Les premières années qui suivent le départ de l'Elysée, l'ami fidèle passe chercher l'ex-chef de l'Etat tous les soirs à son bureau de la rue de Lille. " Les médecins m'avaient dit : faites-le marcher ", raconte Debré, qui change d'itinéraire chaque semaine. Un jour, ils visitent le cloître des Bernardins. Un autre, ils se promènent dans les jardins du Palais-Royal. Ils aiment passer par la Cour carrée du Louvre, au milieu des touristes qui se pressent pour photographier l'ancien président. Quand Chirac serre des mains ou signe des autographes, il retrouve le sourire. Les deux hommes terminent toujours par la Rhumerie, à Saint-Germain-des-Prés, où ils buvaient quelques piña colada.

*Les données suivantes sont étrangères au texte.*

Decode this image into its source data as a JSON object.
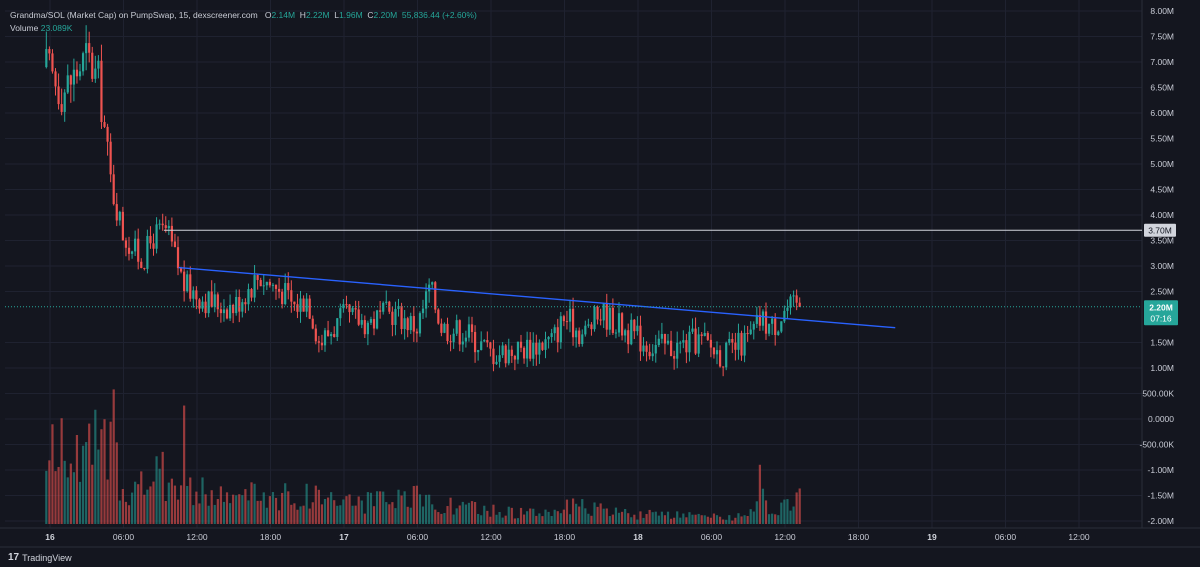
{
  "legend": {
    "symbol": "Grandma/SOL (Market Cap) on PumpSwap, 15, dexscreener.com",
    "o_label": "O",
    "o_value": "2.14M",
    "h_label": "H",
    "h_value": "2.22M",
    "l_label": "L",
    "l_value": "1.96M",
    "c_label": "C",
    "c_value": "2.20M",
    "change": "55,836.44 (+2.60%)",
    "volume_label": "Volume",
    "volume_value": "23.089K"
  },
  "footer": {
    "brand": "TradingView",
    "logo_glyph": "17"
  },
  "colors": {
    "background": "#14161f",
    "up": "#26a69a",
    "down": "#ef5350",
    "trendline": "#2962ff",
    "level_line": "#d1d4dc",
    "grid": "#1f2230"
  },
  "chart_data": {
    "type": "candlestick",
    "title": "Grandma/SOL (Market Cap) on PumpSwap, 15, dexscreener.com",
    "interval": "15",
    "y_ticks": [
      "8.00M",
      "7.50M",
      "7.00M",
      "6.50M",
      "6.00M",
      "5.50M",
      "5.00M",
      "4.50M",
      "4.00M",
      "3.50M",
      "3.00M",
      "2.50M",
      "1.50M",
      "1.00M",
      "500.00K",
      "0.0000",
      "-500.00K",
      "-1.00M",
      "-1.50M",
      "-2.00M"
    ],
    "y_tick_values": [
      8.0,
      7.5,
      7.0,
      6.5,
      6.0,
      5.5,
      5.0,
      4.5,
      4.0,
      3.5,
      3.0,
      2.5,
      1.5,
      1.0,
      0.5,
      0.0,
      -0.5,
      -1.0,
      -1.5,
      -2.0
    ],
    "ylim": [
      -2.0,
      8.0
    ],
    "x_ticks": [
      "16",
      "06:00",
      "12:00",
      "18:00",
      "17",
      "06:00",
      "12:00",
      "18:00",
      "18",
      "06:00",
      "12:00",
      "18:00",
      "19",
      "06:00",
      "12:00"
    ],
    "x_tick_hours": [
      0,
      6,
      12,
      18,
      24,
      30,
      36,
      42,
      48,
      54,
      60,
      66,
      72,
      78,
      84
    ],
    "price_label": {
      "value": "2.20M",
      "countdown": "07:16",
      "price": 2.2
    },
    "horizontal_level": {
      "value_label": "3.70M",
      "price": 3.7
    },
    "trendline": {
      "start": {
        "hour": 10.5,
        "price": 2.97
      },
      "end": {
        "hour": 69.0,
        "price": 1.79
      }
    },
    "candle_anchor_prices": [
      [
        -0.3,
        6.9
      ],
      [
        1,
        6.4
      ],
      [
        3,
        7.1
      ],
      [
        4,
        6.6
      ],
      [
        5,
        4.6
      ],
      [
        6,
        3.6
      ],
      [
        7.5,
        3.1
      ],
      [
        8.5,
        3.6
      ],
      [
        9.5,
        3.7
      ],
      [
        11,
        2.6
      ],
      [
        13,
        2.3
      ],
      [
        15,
        2.2
      ],
      [
        17,
        2.8
      ],
      [
        19,
        2.5
      ],
      [
        20,
        2.2
      ],
      [
        21,
        2.4
      ],
      [
        22,
        1.5
      ],
      [
        24,
        2.0
      ],
      [
        26,
        1.9
      ],
      [
        28,
        2.1
      ],
      [
        30,
        1.8
      ],
      [
        31,
        2.6
      ],
      [
        32,
        1.8
      ],
      [
        34,
        1.7
      ],
      [
        36,
        1.3
      ],
      [
        38,
        1.35
      ],
      [
        41,
        1.55
      ],
      [
        42,
        2.0
      ],
      [
        43.5,
        1.65
      ],
      [
        45,
        2.1
      ],
      [
        47,
        1.75
      ],
      [
        49,
        1.45
      ],
      [
        51,
        1.4
      ],
      [
        53,
        1.55
      ],
      [
        55,
        1.25
      ],
      [
        57,
        1.55
      ],
      [
        58,
        1.95
      ],
      [
        59,
        1.8
      ],
      [
        60,
        2.15
      ],
      [
        61,
        2.2
      ]
    ],
    "volume_profile": [
      [
        -0.3,
        0.7
      ],
      [
        1,
        0.9
      ],
      [
        3,
        0.7
      ],
      [
        4,
        1.0
      ],
      [
        5,
        0.9
      ],
      [
        6,
        0.5
      ],
      [
        7,
        0.4
      ],
      [
        8,
        0.5
      ],
      [
        10,
        0.6
      ],
      [
        11,
        0.4
      ],
      [
        14,
        0.3
      ],
      [
        17,
        0.35
      ],
      [
        20,
        0.3
      ],
      [
        22,
        0.35
      ],
      [
        25,
        0.25
      ],
      [
        28,
        0.25
      ],
      [
        30,
        0.3
      ],
      [
        33,
        0.2
      ],
      [
        36,
        0.15
      ],
      [
        40,
        0.12
      ],
      [
        42,
        0.2
      ],
      [
        44,
        0.18
      ],
      [
        47,
        0.12
      ],
      [
        50,
        0.1
      ],
      [
        54,
        0.08
      ],
      [
        56,
        0.08
      ],
      [
        58,
        0.3
      ],
      [
        59,
        0.15
      ],
      [
        60,
        0.2
      ],
      [
        61,
        0.3
      ]
    ],
    "volume_spikes": [
      [
        5.2,
        1.25
      ],
      [
        11.0,
        1.1
      ],
      [
        5.0,
        0.95
      ],
      [
        4.2,
        0.88
      ],
      [
        58.0,
        0.55
      ],
      [
        61.2,
        0.33
      ]
    ],
    "volume_axis_max": 1.3
  }
}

Quand Chirac se sent trop fatigué pour marcher, il téléphone à son vieux complice : " Ils ont interdit la bière, tu peux venir chargé? " Debré explique : " Chargé, ça voulait dire bière, saucisson et tabac. Un jour, Bernadette est entrée dans un nuage de fumée, elle a vu toutes nos victuailles. Chirac s'est tourné vers elle, avec un air désolé : "Ah, Jean-Louis, il est incorrigible!" "

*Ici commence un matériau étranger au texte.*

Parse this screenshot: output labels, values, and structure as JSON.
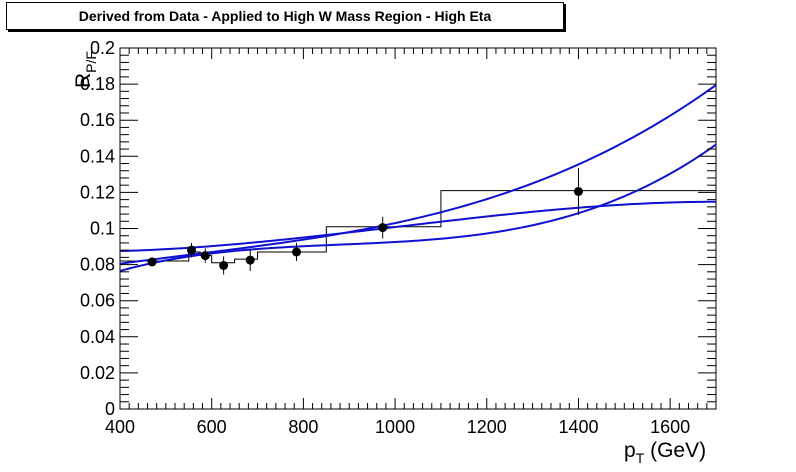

Puis est venu le temps du déclin, les absences plus nombreuses, la mémoire qui s'envole, la parole qui se perd. Le temps où Chirac riait franchement quand Debré se lançait dans des imitations de Giscard ou de Balladur, ses bêtes noires, est révolu. Aujourd'hui, le dernier visiteur a parfois le sentiment que le vieux président tressaille quand il prononce ces deux noms-là, ou celui de Nicolas Sarkozy, mais il n'en est pas si sûr. Il y a quelques mois encore, les deux hommes regardaient un documentaire consacré à Georges Pompidou dans lequel Jacques Chirac figurait jeune. " A la fin, je lui ai dit : "Qu'est-ce que vous étiez beau!", raconte Debré . Il m'a regardé sans comprendre, j'ai réalisé qu'il ne s'était pas reconnu. " Un silence. Puis : " Le dialogue est devenu peu à peu impossible. "
Combler l'absence 
Sans doute pour fixer cette amitié qui touche à sa fin, ancrer à jamais ce lien dont le silence a peu à peu remplacé les mots, il s'est lancé dans la réalisation d'un documentaire, Mon Chirac . Il y joue tous les rôles. Tour à tour personnage, intervieweur et narrateur, il raconte et incarne comme pour combler l'absence de celui qui n'est déjà presque plus là. Pour ce film, qui sera diffusé le 18 mars sur La Chaîne parlementaire, Jean-Louis Debré a convoqué le premier cercle de l'ancien président. Sa fille Claude, le fidèle François Pinault, l'amie de toujours Line Renaud se relayent au micro de l'ancien président du Conseil constitutionnel. Pas de secret d'Etat ni de révélations, un portrait tendre écrit par ceux qui l'ont aimé et en parlent déjà au passé.
Le Chirac de Jean-Louis Debré est grand, beau, facétieux, drôle et fidèle. L'auteur raconte à l'envi les mêmes anecdotes, de celles qui alimentent le mythe d'un bon vivant, amateur de jolies filles, de combats de sumos, d'arts premiers et de repas copieux : ces fois où les deux hommes partirent boire un verre dans un établissement de Saint-Tropez, servis par des serveuses aux seins nus, sous le regard courroucé de Bernadette, qui les avait malgré eux suivis, l'entrecôte que Chirac a engloutie dans un bistrot en sortant d'un restaurant bio dans lequel il venait de déjeuner... Rien de grave ni de triste, aucune des bassesses ou des coups tordus qui font pourtant le quotidien des grands fauves de la politique. Ce film, assume l'ancien ministre, " c'est une manière de lui faire un petit baiser ".